The British Broadcasting Corporation (BBC) on Monday suggested reasons why Nigerians usually fall prey to fake news which is gaining grounds in African media circles.
It said due to the fact that they are concerned about "not falling behind on the news" and being informed, they easily believe fake news.
This was revealed in a research titled "BBC Beyond Fake News" published by the British medium.
The research specifically ought to understand how fake news is spreading within encrypted chat apps in India, Kenya and Nigeria.
"In Kenya and Nigeria, people are consuming mainstream media sources and known sources of fake news in equal amounts, even though the public's desire to know the original source of messages is far greater than in India.
"In the African markets, people are very concerned about not falling behind on the news.
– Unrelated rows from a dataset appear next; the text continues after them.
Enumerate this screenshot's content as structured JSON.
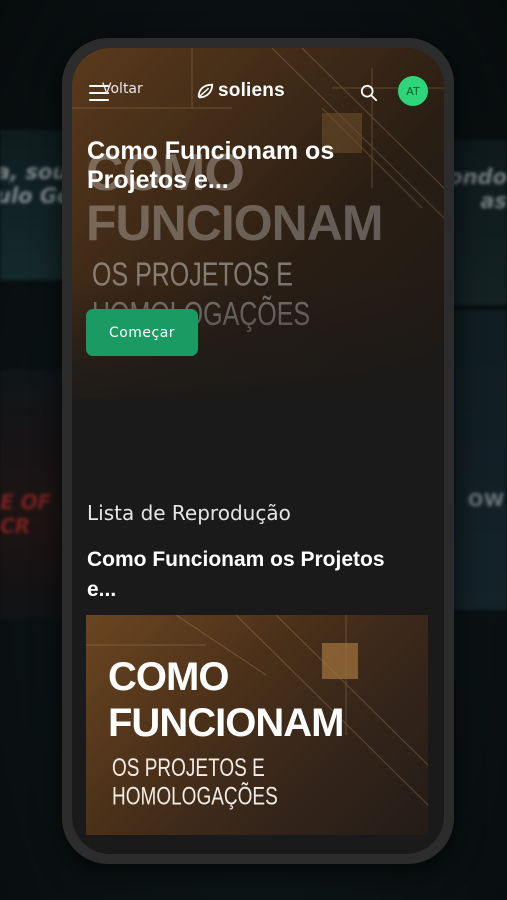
{
  "background": {
    "left_text": "a, sou\nulo Go",
    "right_text": "ondo\nas",
    "left_mid_text": "E OF\nCR",
    "right_mid_text": "OW"
  },
  "header": {
    "back_label": "Voltar",
    "logo_text": "soliens",
    "avatar_initials": "AT",
    "avatar_color": "#2dd67a",
    "icons": [
      "menu-icon",
      "leaf-logo-icon",
      "search-icon"
    ]
  },
  "hero": {
    "overlay_line1": "COMO",
    "overlay_line2": "FUNCIONAM",
    "overlay_line3": "OS PROJETOS E HOMOLOGAÇÕES",
    "title": "Como Funcionam os Projetos e...",
    "start_button": "Começar"
  },
  "playlist": {
    "heading": "Lista de Reprodução",
    "items": [
      {
        "title": "Como Funcionam os Projetos e...",
        "thumb_line1": "COMO",
        "thumb_line2": "FUNCIONAM",
        "thumb_line3": "OS PROJETOS E HOMOLOGAÇÕES"
      }
    ]
  },
  "colors": {
    "accent": "#1a9b63",
    "screen_bg": "#1a1a1a"
  }
}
Being seen as in the know has great social 'cachet'. These factors all allow fake stories to slip through the cracks in private networks, even if users have the best intentions of verifying the truth," the report noted.
The study was divided into four components: the Facebook usage; generational difference, Images over words and Whatsapp usage.
In Nigeria, it said fake news stories relating to terrorism and the army are widely shared in Whatsapp conversation while in Kenya, fake news stories "largely reflect national anxieties and aspirations, with scams related to money and technology getting shared in Whatsapp conversations".
The research states that in Nigeria and Kenya, Facebook users consume fake and legitimate news sources equally and are not necessarily concerned about which is which.
In India, the research shows that once again the case is different, with polarised groups of people on Facebook either engaging with legitimate news sources or recognised fake news sources, rarely both.
"Our research also showed that those who are most interested in the known sources of fake news are also more interested in politics and political parties," the BBC said.
Young people in Kenya and Nigeria are less focused on tribal and religious allegiances than the generations before them, and so are less likely to be driven by these identities when sharing fake news, the report explained.
"In India however, our study suggests young people are identifying along nationalistic lines, and this is driving their sharing behaviour as much as it is the older generation."
'Images Over Words'
The research suggests that a significant amount of fake stories being shared are not written articles, but images and memes.
The research explains in depth how the nature of social media platforms, combined with the challenge people face in coping with the amount of information online, leads to the spread of fake news being carried through visual media.
It said the report, comes as Facebook, Google and Twitter are set to talk about the impact of fake news on their platforms on Monday, at a conference held in Delhi, India
The head, audience research, BBC World Service, Santanu Chakrabarti explained the structure and basis of the report
"This report combines in-depth qualitative and ethnographic techniques with digital network analysis and Big Data techniques to explore the fake news phenomenon in India, Kenya, and Nigeria from multiple angles.
"The project is the first conducted in the three countries and focuses on the question of why ordinary people share the fake news. At the heart of this research is the question of why ordinary people are sharing fake news, even while they claim to be worried about the way fake stories spread," he said.
"This project is one of the first in these countries to properly understand fake news as a technologically driven social phenomenon.
"I hope these findings will add nuance and depth to the conversation around fake news, and that researchers, analysts, and journalists will use the findings as a spur for further investigation."
Similarily, the Director, BBC World Service Group, Jamie Angus, said the initiative is a step in "BBC's commitment to tackling the spread of disinformation".
"Whilst most discussion in the media has focused on 'fake news' in the West, this piece of research gives strong evidence that a serious set of problems are emerging in the rest of the world where the idea of nation-building is trumping the truth when it comes to sharing stories on social media," Mr Angus said.
"The BBC's Beyond Fake News initiative marks a decisive step in our commitment to tackling the spread of disinformation, and this research provides invaluable insights to aid this work," he added.